Choice of Particular Solution for an inhomogeneous ODE

Question

Some advice/guidance required...

Given the following problem:

$$ y'' - t^2 y = a\cos(tx)+b\cosh(t x), $$ where $$ y(0) = 1, y(1) = 2 $$

The method I am using is as follows:

1) Solve the related homogeneous equation (gives $ y_c = A\cosh(tx) + B\sinh(tx) $)

2) Use a particular solution to generate the general solution ($ y_g = y_c + y_p $). The particular solution I am using is $$ y_p = C\cos(tx) + D\cosh(tx) $$

The question I have is, am I using the correct $ y_p $ ?
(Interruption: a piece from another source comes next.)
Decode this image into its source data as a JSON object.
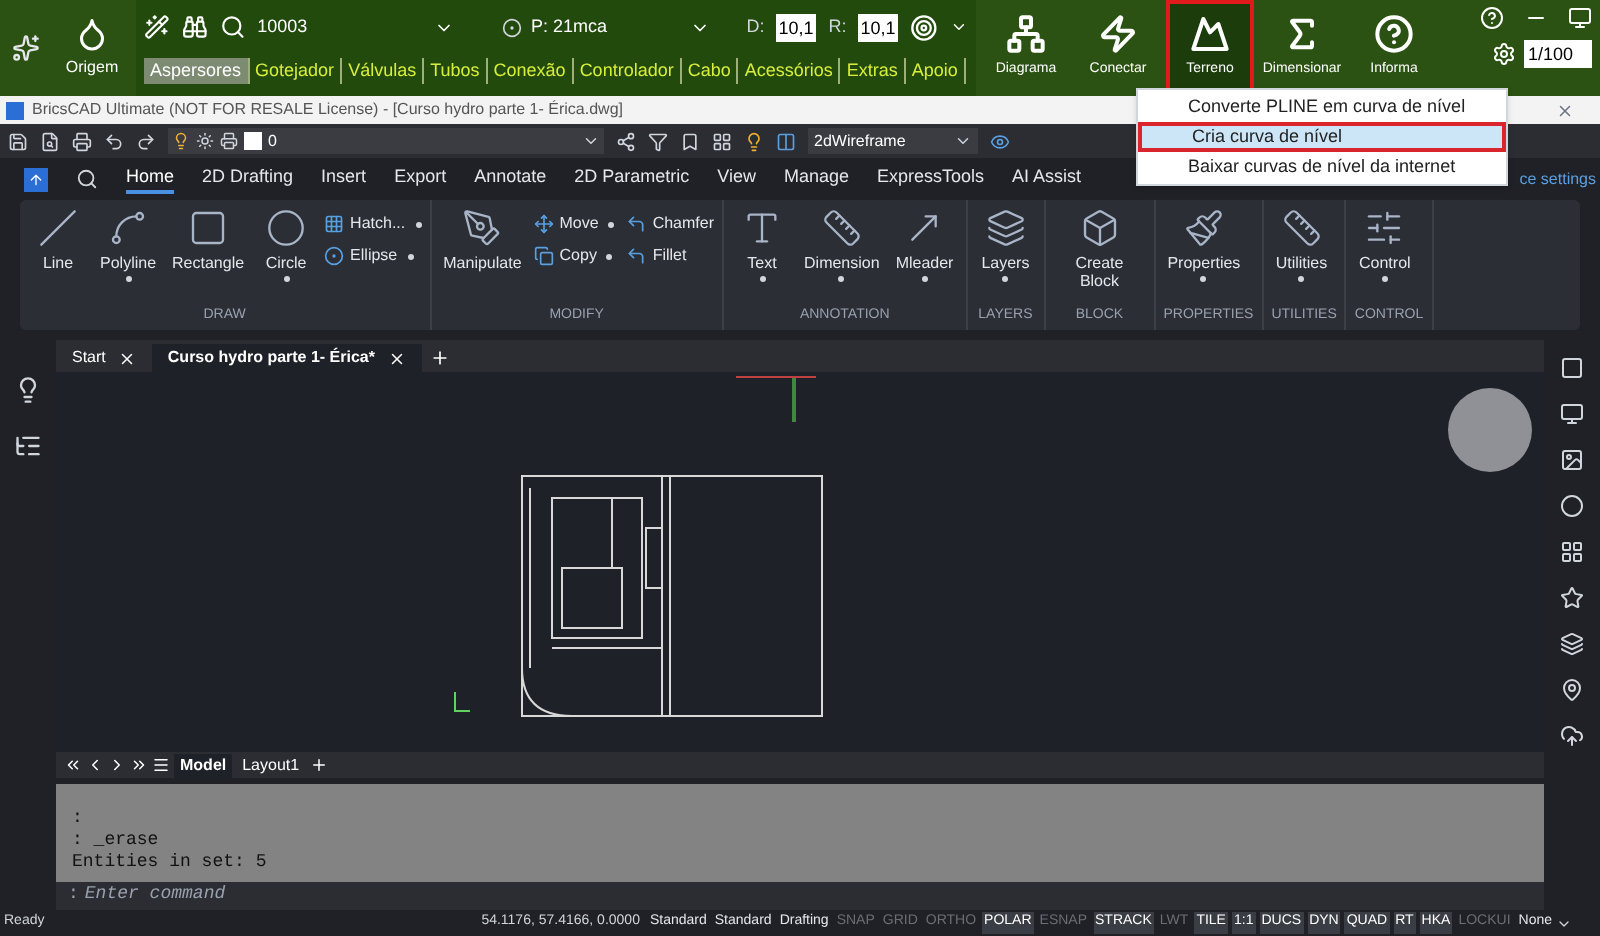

I don't get the solution I require so I suspect I'm using an incorrect $ y_p $ but I'm not sure why?

Also, firstly, as $ \cosh(t x) $ is used within $ y_c $ do I need to 'adjust' it within $ y_p $ with another constant to allow the Math to work? This would give $$ y_p = C\cos(tx) + D w \cosh(tx) $$ Where I have added the constant $w$.

Or... should I be taking $ a\cos(tx) $ and $ b\cosh(t x) $ seperately and solving for each to give $ y_{p1} $ and $ y_{p2} $ and then adding to get $ y_g = y_c + y_{p1} + y_{p2} $ ?

Thank you in advance for any pointers.

Answer 1

Any correct particular solution is as good as any other. If I substitute yours into the equation $y_p''-t^2y_p=-Ct^2\cos(tx)+Dt^2\cosh(tx)=-Ct^2\cos(tx)-Dt^2\cosh(tx)=-2Ct^2\cos(tx)$ which doesn't solve the equation.

You can certainly find particular solutions for each term on the right. When I feed the first to Alpha I get $y_p=\frac a{2t^2}cos(tx)$ and the second gives $y_p=\frac {bx}{2t}\sinh(tx)$

Answer 2

Note that, since the Wronskian equals to $t$, then it is easier to use the variation of parameters method.